Browne recently answered questions from HR Magazine's Book Blog about improving workplace culture, handling negative people and finding your tribe.
How can HR professionals be "intentionally strategic"?
HR pros keep thinking that being "strategic" requires an anointing from senior management to gain entrance into a mythical kingdom where they escape the drudgery and mundane existence of their current role to think and plan strategically. This has been such a miss by HR that it's embarrassing. We can practice our roles more strategically when facing challenges or situations by taking these three simple steps:
- Step away. We get caught in the weeds of our jobs too easily. And, if we were honest with ourselves, we like the weeds because we feel that if we struggle, we have value. It just isn't true. HR needs to step out of the weeds and look around to see what the landscape of the situation/project is. Taking time to reflect and evaluate is needed all the time.
- Breathe and assess. We tend to See, React, Overcompensate, Attack and Pray. Then we end up picking up pieces we never had to shatter in the first place. Nothing is so critical or urgent that you can't pause to clear your head. Once you have clarity, assess what's in front of you and think about how any action will affect others. Think things through before you act.
- Blaze a new path. Being strategic is taking what you do and looking at the most effective way to proceed for both short-term and long-term results. Look for, and test, alternative approaches to situations/projects. Resist the pull to follow the tried-and-true approach just because it's what you're used to doing. You have a brilliant mind filled with ideas. Use it!
Be genuine. Everyone puts on a work face and spends so much time posturing and maneuvering that we often end up presenting a false persona. If people would stop trying to act a "certain way" instead of embracing what makes them authentic, the workplace would shine. It's increasingly missing in today's workplace culture, and I'd love to see this change.
How did you find your tribe? What can HR professionals do to network better?

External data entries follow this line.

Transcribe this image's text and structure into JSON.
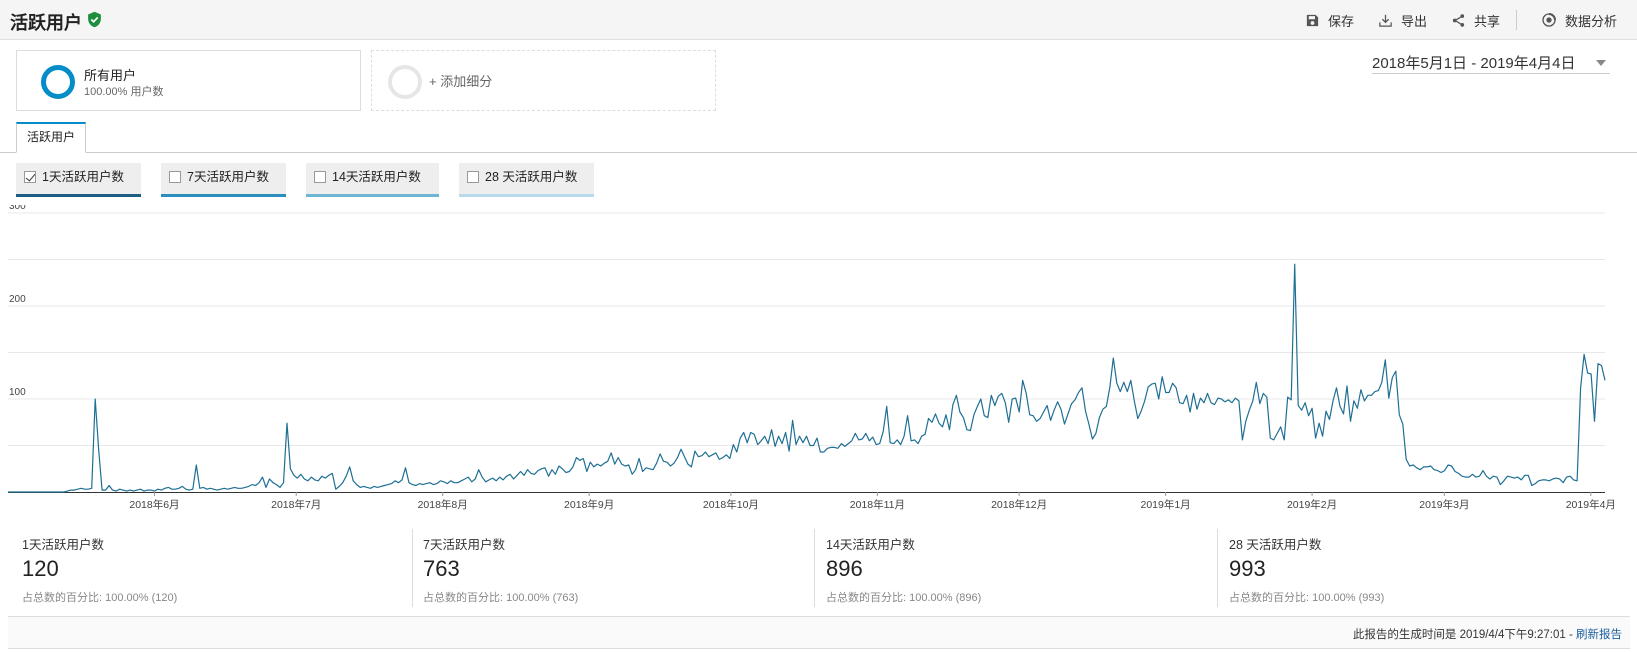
{
  "header": {
    "title": "活跃用户",
    "actions": [
      {
        "label": "保存",
        "icon": "save-icon"
      },
      {
        "label": "导出",
        "icon": "export-icon"
      },
      {
        "label": "共享",
        "icon": "share-icon"
      },
      {
        "label": "数据分析",
        "icon": "insights-icon"
      }
    ]
  },
  "segments": {
    "active": {
      "name": "所有用户",
      "sub": "100.00% 用户数",
      "color": "#058dc7"
    },
    "add_label": "+ 添加细分"
  },
  "date_range": "2018年5月1日 - 2019年4月4日",
  "tab": {
    "label": "活跃用户"
  },
  "metric_chips": [
    {
      "label": "1天活跃用户数",
      "checked": true,
      "color": "#1f5e83"
    },
    {
      "label": "7天活跃用户数",
      "checked": false,
      "color": "#2a8fbd"
    },
    {
      "label": "14天活跃用户数",
      "checked": false,
      "color": "#6eb5d6"
    },
    {
      "label": "28 天活跃用户数",
      "checked": false,
      "color": "#b7d9ea"
    }
  ],
  "summary": [
    {
      "label": "1天活跃用户数",
      "value": "120",
      "pct": "占总数的百分比: 100.00% (120)"
    },
    {
      "label": "7天活跃用户数",
      "value": "763",
      "pct": "占总数的百分比: 100.00% (763)"
    },
    {
      "label": "14天活跃用户数",
      "value": "896",
      "pct": "占总数的百分比: 100.00% (896)"
    },
    {
      "label": "28 天活跃用户数",
      "value": "993",
      "pct": "占总数的百分比: 100.00% (993)"
    }
  ],
  "footer": {
    "text": "此报告的生成时间是 2019/4/4下午9:27:01 - ",
    "link": "刷新报告"
  },
  "chart_data": {
    "type": "line",
    "x_start": "2018-05-01",
    "x_end": "2019-04-04",
    "ylim": [
      0,
      300
    ],
    "yticks": [
      100,
      200,
      300
    ],
    "grid": true,
    "line_color": "#1f6f94",
    "x_tick_labels": [
      {
        "label": "2018年6月",
        "date": "2018-06-01"
      },
      {
        "label": "2018年7月",
        "date": "2018-07-01"
      },
      {
        "label": "2018年8月",
        "date": "2018-08-01"
      },
      {
        "label": "2018年9月",
        "date": "2018-09-01"
      },
      {
        "label": "2018年10月",
        "date": "2018-10-01"
      },
      {
        "label": "2018年11月",
        "date": "2018-11-01"
      },
      {
        "label": "2018年12月",
        "date": "2018-12-01"
      },
      {
        "label": "2019年1月",
        "date": "2019-01-01"
      },
      {
        "label": "2019年2月",
        "date": "2019-02-01"
      },
      {
        "label": "2019年3月",
        "date": "2019-03-01"
      },
      {
        "label": "2019年4月",
        "date": "2019-04-01"
      }
    ],
    "series": [
      {
        "values": [
          0,
          0,
          0,
          0,
          0,
          0,
          0,
          0,
          0,
          0,
          0,
          0,
          0,
          0,
          0,
          0,
          0,
          1,
          2,
          2,
          3,
          4,
          3,
          3,
          4,
          100,
          45,
          2,
          2,
          7,
          2,
          1,
          3,
          2,
          1,
          2,
          1,
          2,
          3,
          1,
          2,
          2,
          1,
          3,
          2,
          4,
          5,
          3,
          3,
          4,
          6,
          3,
          2,
          3,
          29,
          4,
          5,
          3,
          4,
          3,
          2,
          3,
          4,
          3,
          4,
          5,
          4,
          4,
          5,
          6,
          8,
          7,
          10,
          16,
          5,
          14,
          10,
          8,
          5,
          10,
          74,
          25,
          18,
          15,
          19,
          14,
          12,
          16,
          13,
          12,
          17,
          15,
          18,
          20,
          3,
          6,
          10,
          17,
          27,
          12,
          8,
          5,
          6,
          5,
          4,
          6,
          5,
          6,
          7,
          8,
          9,
          12,
          10,
          13,
          26,
          10,
          8,
          7,
          9,
          8,
          9,
          10,
          8,
          9,
          12,
          11,
          9,
          12,
          10,
          10,
          12,
          14,
          16,
          11,
          14,
          24,
          16,
          11,
          13,
          15,
          12,
          16,
          13,
          17,
          19,
          14,
          18,
          22,
          18,
          24,
          20,
          19,
          23,
          25,
          26,
          17,
          24,
          19,
          28,
          25,
          21,
          22,
          27,
          37,
          34,
          36,
          22,
          32,
          27,
          30,
          28,
          31,
          33,
          42,
          30,
          37,
          30,
          28,
          29,
          19,
          24,
          36,
          22,
          26,
          25,
          24,
          31,
          41,
          33,
          32,
          28,
          31,
          37,
          46,
          38,
          30,
          27,
          44,
          38,
          39,
          43,
          38,
          40,
          42,
          35,
          37,
          40,
          36,
          51,
          43,
          58,
          64,
          53,
          64,
          62,
          51,
          55,
          60,
          52,
          67,
          49,
          60,
          52,
          64,
          44,
          77,
          51,
          60,
          53,
          60,
          50,
          50,
          58,
          43,
          43,
          47,
          48,
          48,
          47,
          52,
          49,
          52,
          55,
          63,
          56,
          57,
          63,
          55,
          59,
          51,
          52,
          65,
          92,
          53,
          52,
          56,
          51,
          60,
          82,
          55,
          56,
          52,
          60,
          62,
          79,
          75,
          84,
          74,
          70,
          83,
          67,
          94,
          104,
          86,
          80,
          67,
          66,
          83,
          92,
          100,
          82,
          80,
          104,
          93,
          103,
          106,
          96,
          75,
          100,
          101,
          86,
          120,
          106,
          83,
          82,
          76,
          79,
          86,
          93,
          77,
          88,
          97,
          89,
          73,
          84,
          95,
          99,
          107,
          112,
          87,
          73,
          57,
          63,
          80,
          89,
          92,
          113,
          144,
          117,
          108,
          118,
          108,
          120,
          98,
          79,
          87,
          98,
          113,
          116,
          117,
          100,
          124,
          107,
          107,
          117,
          112,
          96,
          95,
          104,
          86,
          106,
          89,
          101,
          96,
          106,
          96,
          94,
          101,
          100,
          97,
          99,
          96,
          101,
          98,
          56,
          76,
          88,
          98,
          118,
          95,
          106,
          102,
          58,
          56,
          63,
          70,
          56,
          102,
          99,
          245,
          93,
          88,
          96,
          82,
          90,
          58,
          74,
          60,
          87,
          78,
          98,
          112,
          92,
          84,
          114,
          76,
          98,
          90,
          110,
          98,
          104,
          104,
          108,
          109,
          118,
          142,
          101,
          123,
          130,
          83,
          73,
          35,
          28,
          29,
          26,
          24,
          27,
          27,
          28,
          24,
          23,
          21,
          23,
          29,
          28,
          22,
          20,
          17,
          16,
          16,
          19,
          16,
          17,
          23,
          17,
          14,
          17,
          16,
          8,
          12,
          17,
          16,
          15,
          16,
          13,
          18,
          18,
          7,
          9,
          12,
          13,
          13,
          12,
          14,
          15,
          14,
          10,
          16,
          17,
          13,
          12,
          112,
          148,
          128,
          127,
          76,
          138,
          136,
          120
        ]
      }
    ]
  }
}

I found my tribe by tying others together as a bridge builder. I find out a nugget or two about the folks I meet, and then I pull others together like a giant matching game. It's like "Matt, have you met Lauren? Lauren, have you met Matt? Did you both know that you're in HR in a manufacturing environment? I bet you have some common things you could share with each other." Then I move to the next person. When you step in as the person willing to take away the anxiety of people meeting each other, connections occur. It seems simple, but you're fighting against people's fear of uncertainty. It's going against the flow. I dig doing that!
What's your advice for HR professionals on handling negative people?

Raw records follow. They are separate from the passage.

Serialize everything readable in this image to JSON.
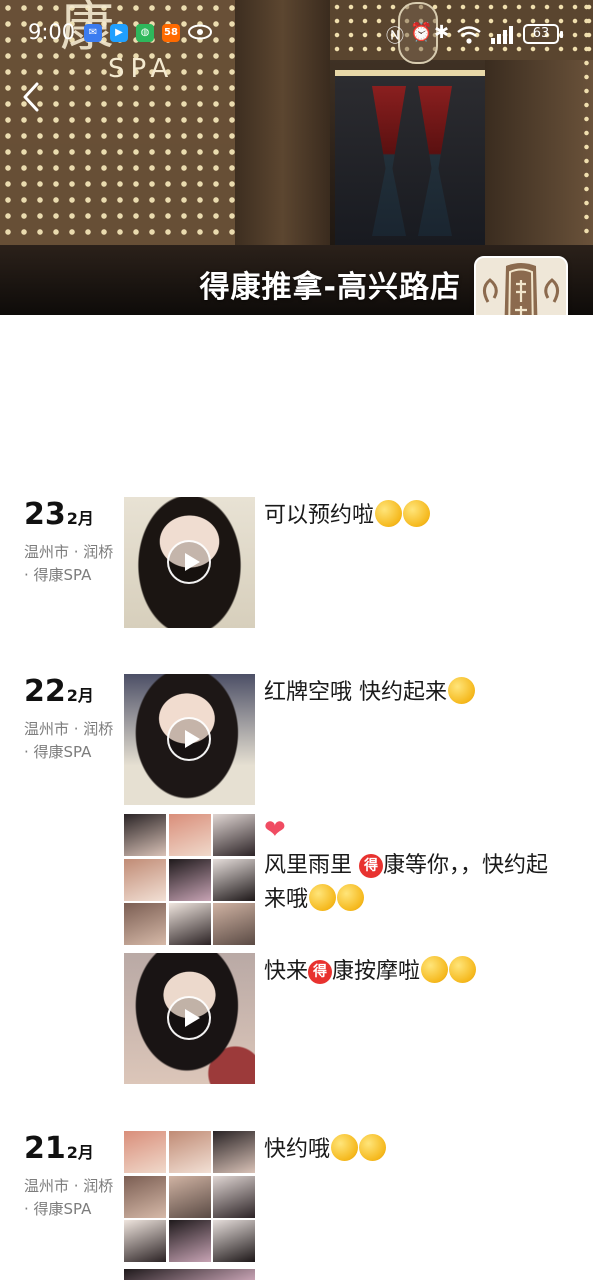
{
  "status_bar": {
    "time": "9:00",
    "battery": "63",
    "apps": [
      "mail-icon",
      "maps-icon",
      "wechat-icon",
      "58-icon",
      "eye-icon"
    ],
    "app_58_label": "58"
  },
  "cover": {
    "sign_char": "康",
    "sign_spa": "SPA"
  },
  "profile": {
    "name": "得康推拿-高兴路店"
  },
  "posts": [
    {
      "day": "23",
      "month": "2月",
      "location": "温州市 · 润桥 · 得康SPA",
      "media": "video",
      "text": "可以预约啦"
    },
    {
      "day": "22",
      "month": "2月",
      "location": "温州市 · 润桥 · 得康SPA",
      "media": "video",
      "text": "红牌空哦 快约起来"
    },
    {
      "media": "grid",
      "text_a": "风里雨里 ",
      "badge": "得",
      "text_b": "康等你，，快约起来哦"
    },
    {
      "media": "video",
      "text_a": "快来",
      "badge": "得",
      "text_b": "康按摩啦"
    },
    {
      "day": "21",
      "month": "2月",
      "location": "温州市 · 润桥 · 得康SPA",
      "media": "grid",
      "text": "快约哦"
    }
  ],
  "colors": {
    "accent_red": "#e8322f",
    "location_gray": "#7d7d7d",
    "heart": "#f04c62"
  }
}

Understand that you need to get out of the "have to" mentality. We should "want to" work with people. If they become a burden because they're negative, then we only sink. It sounds Utopian, but I think you need to see the best in people even though they could possibly disappoint you in the future. People respond based on how they're seen and treated. If I view you positively and treat you that way, you're more likely to be positive in response. It's not true all the time, but it does work more often than not.
Checkers or Chess?
Chess, without a doubt. When you approach HR as a chess player, you're being strategic. You see all the moving parts in play, anticipate potential obstacles and plan responses to the best of your ability. Checkers takes on a start-and-stop approach and, to me, relies largely on reacting to the last move.

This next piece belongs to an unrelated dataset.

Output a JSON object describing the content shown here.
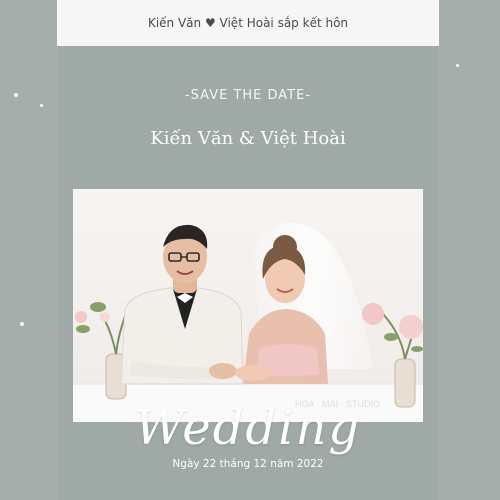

Think of it this way: If your day is fraught with problems, then problems will dominate your perspective and you will likely feel your sole purpose is to fix the incessant swell of problems that overtake you like waves. That's playing checkers in your job. It's exhausting and limiting.
Playing chess doesn't mean you're stuck in a perpetual "what if" state. It means you can calmly evaluate situations case by case and respond knowing another move is pending. The continuum of play in chess more accurately reflects how organizations really move and the ability to observe the entire playing field, rather than executing a series of knee-jerk reactions that checkers calls for.